É “principalmente errado” culpar o papa por tudo que está errado na Igreja hoje, disse ele, mas os correspondentes protestos públicos por parte de “teólogos renomados” devem ser respondidos. As preocupações deles são compreensíveis, e o desejo de maior clareza quanto às declarações do papa é justificado, mas os meios que os teólogos escolheram não o são. “Seria importante que o Santo Padre mandasse a Congregação para a Doutrina da Fé – e não a Secretaria de Estado, ou jornalistas ou teólogos com os quais ele tem boas relações – publicar um esclarecimento oficial”, enfatizou Müller.

As falhas nos recentes documentos papais, em sua opinião, foram causadas pelo fato de os documentos terem sido preparados por “pessoas que podem muito bem ser amigas do papa, mas não são nem oficial nem profissionalmente qualificadas teologicamente. Elas assumiram um pesado fardo de culpa sobre si mesmas, causando irritações que prejudicaram muito o papa e o papado”.

O fato é que a Igreja, neste momento, está passando por uma das piores crises de toda a sua história, reconheceu Müller. Ela não continuaria existindo se a Igreja se tornasse uma “ONG político-religiosa” e relativizasse a fé revelada a ela por Jesus Cristo e a sua doutrina moral, ou abandonasse completamente ambas as coisas por completo, sublinhou.

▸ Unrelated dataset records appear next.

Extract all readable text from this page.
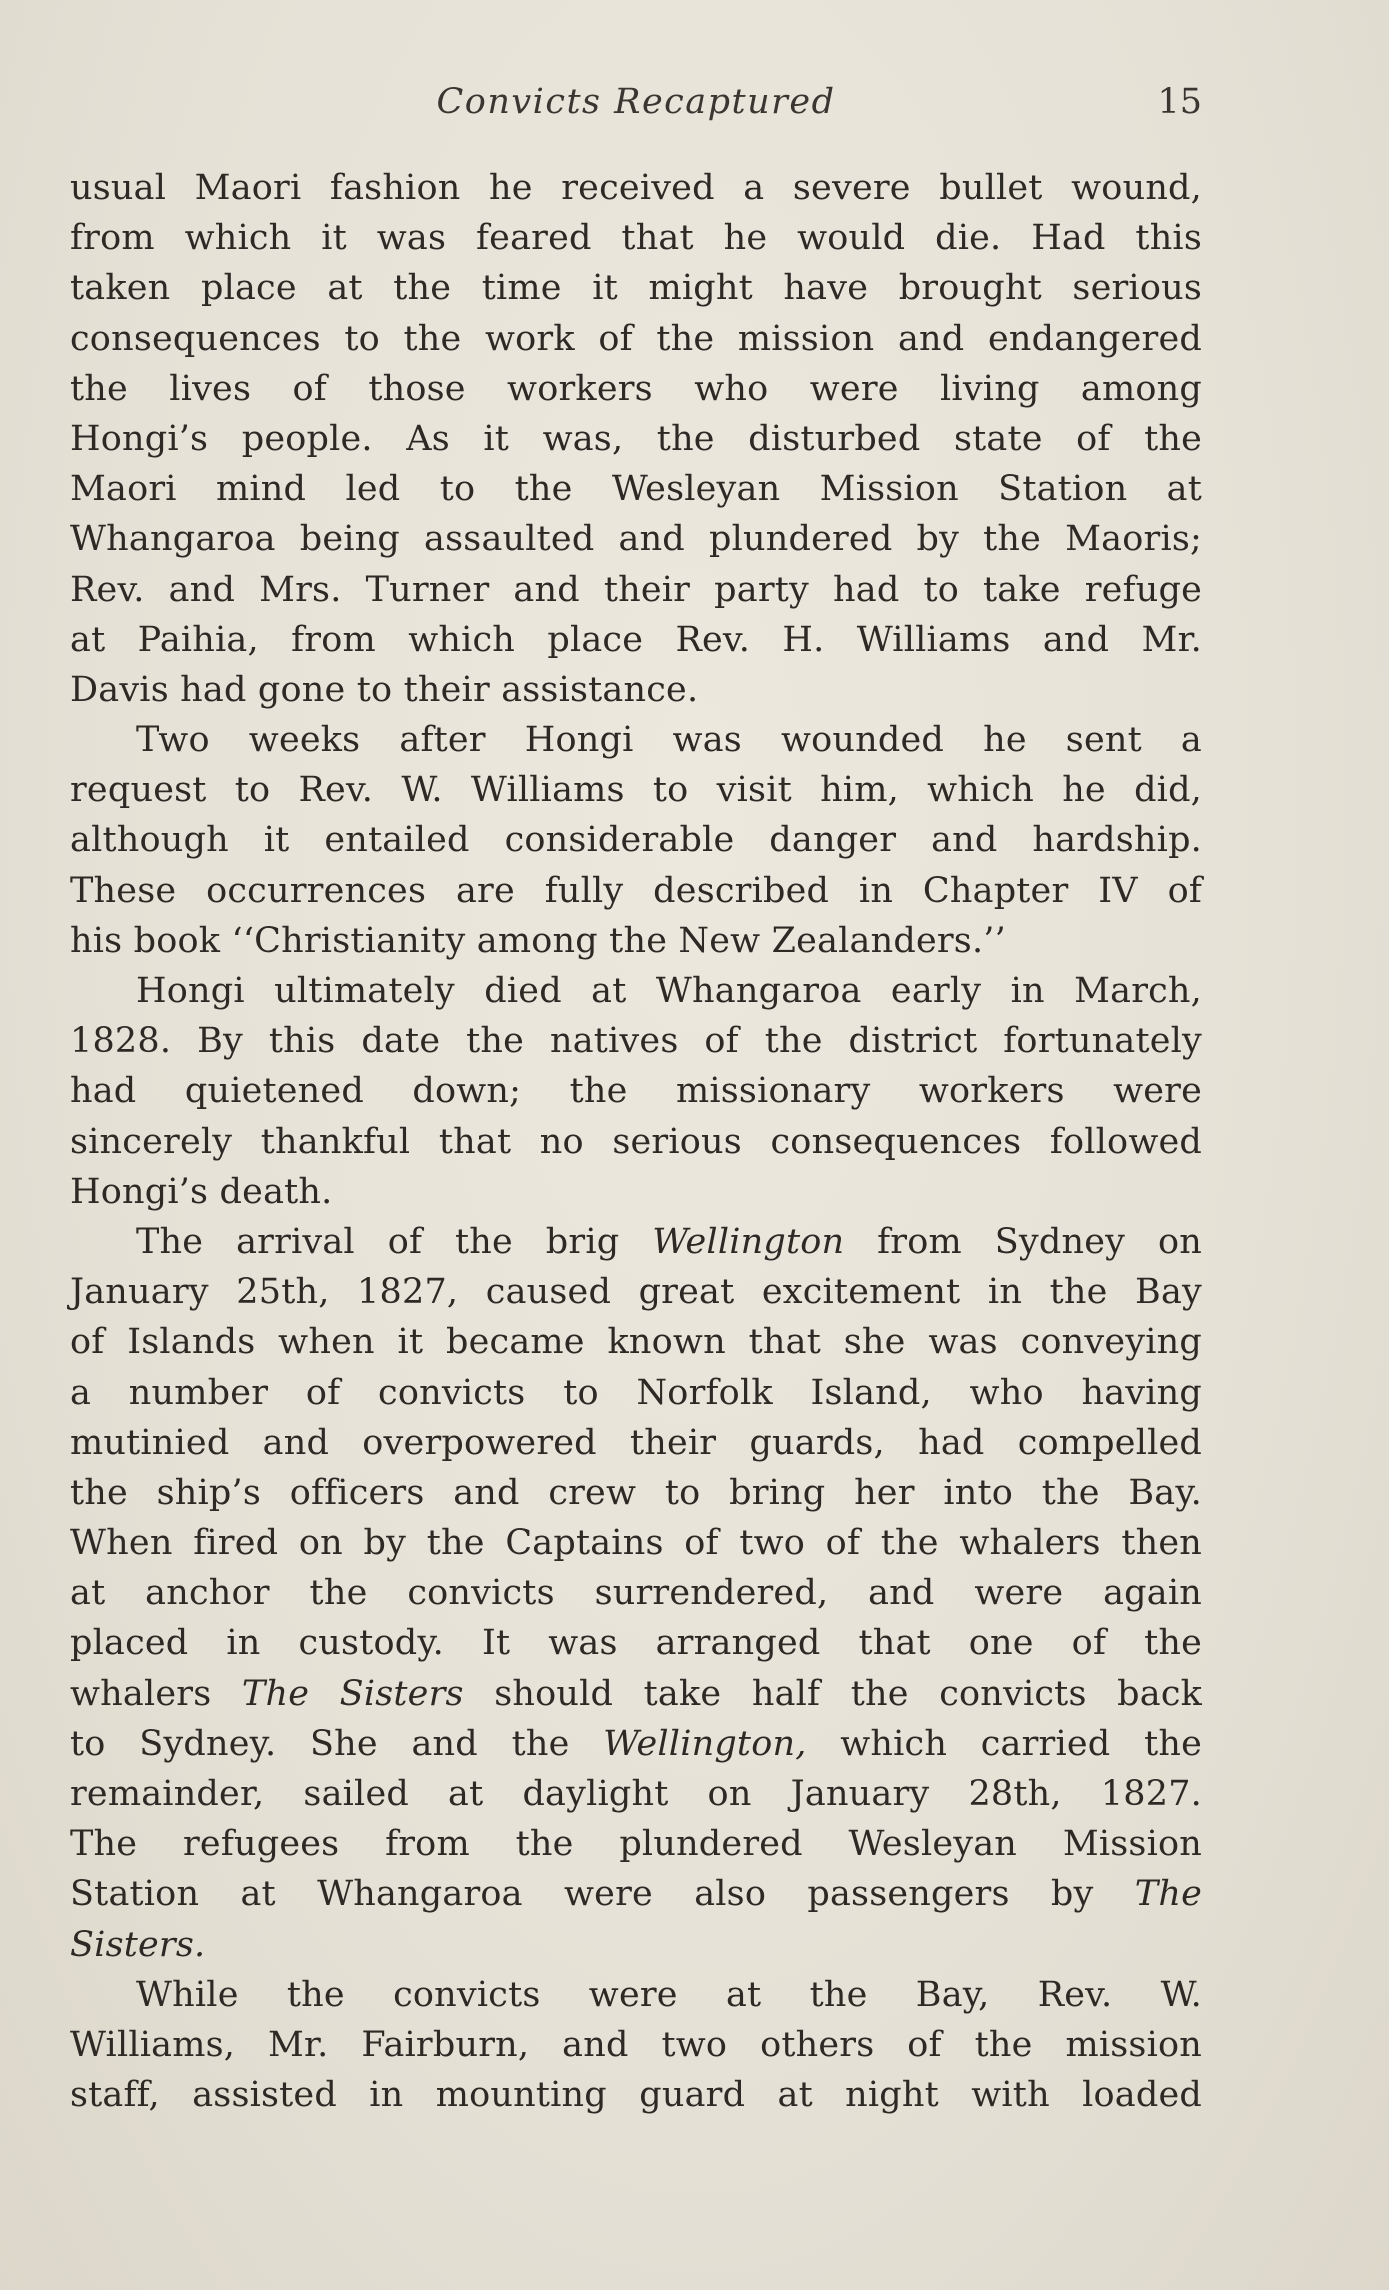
Convicts Recaptured	15
usual Maori fashion he received a severe bullet wound,
from which it was feared that he would die. Had this
taken place at the time it might have brought serious
consequences to the work of the mission and endangered
the lives of those workers who were living among
Hongi’s people. As it was, the disturbed state of the
Maori mind led to the Wesleyan Mission Station at
Whangaroa being assaulted and plundered by the Maoris;
Rev. and Mrs. Turner and their party had to take refuge
at Paihia, from which place Rev. H. Williams and Mr.
Davis had gone to their assistance.
Two weeks after Hongi was wounded he sent a
request to Rev. W. Williams to visit him, which he did,
although it entailed considerable danger and hardship.
These occurrences are fully described in Chapter IV of
his book ‘‘Christianity among the New Zealanders.’’
Hongi ultimately died at Whangaroa early in March,
1828. By this date the natives of the district fortunately
had quietened down; the missionary workers were
sincerely thankful that no serious consequences followed
Hongi’s death.
The arrival of the brig Wellington from Sydney on
January 25th, 1827, caused great excitement in the Bay
of Islands when it became known that she was conveying
a number of convicts to Norfolk Island, who having
mutinied and overpowered their guards, had compelled
the ship’s officers and crew to bring her into the Bay.
When fired on by the Captains of two of the whalers then
at anchor the convicts surrendered, and were again
placed in custody. It was arranged that one of the
whalers The Sisters should take half the convicts back
to Sydney. She and the Wellington, which carried the
remainder, sailed at daylight on January 28th, 1827.
The refugees from the plundered Wesleyan Mission
Station at Whangaroa were also passengers by The
Sisters.
While the convicts were at the Bay, Rev. W.
Williams, Mr. Fairburn, and two others of the mission
staff, assisted in mounting guard at night with loaded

Perguntado sobre o que ele aconselharia o Papa Francisco para responder às “dubia” dos cardeais que ainda esperavam por uma resposta dele, Müller disse que todo o caso nunca deveria ter se tornado público, mas deveria ter sido resolvido internamente. “Acreditamos na única Igreja de Cristo unida na fé e no amor”, disse.

Ele novamente advertiu contra as divisões internas da Igreja. É errado “celebrar o Papa Francisco como o melhor papa da história da Igreja, em detrimento de todos os seus antecessores”. “Toda a conversa” sobre a oposição a Francisco veio de “ideólogos que querem levar a Igreja para o abismo”. Chegou a hora de o Papa Francisco “dizer uma palavra clara sobre a unidade de todos os católicos na fé revelada”, sublinhou Müller.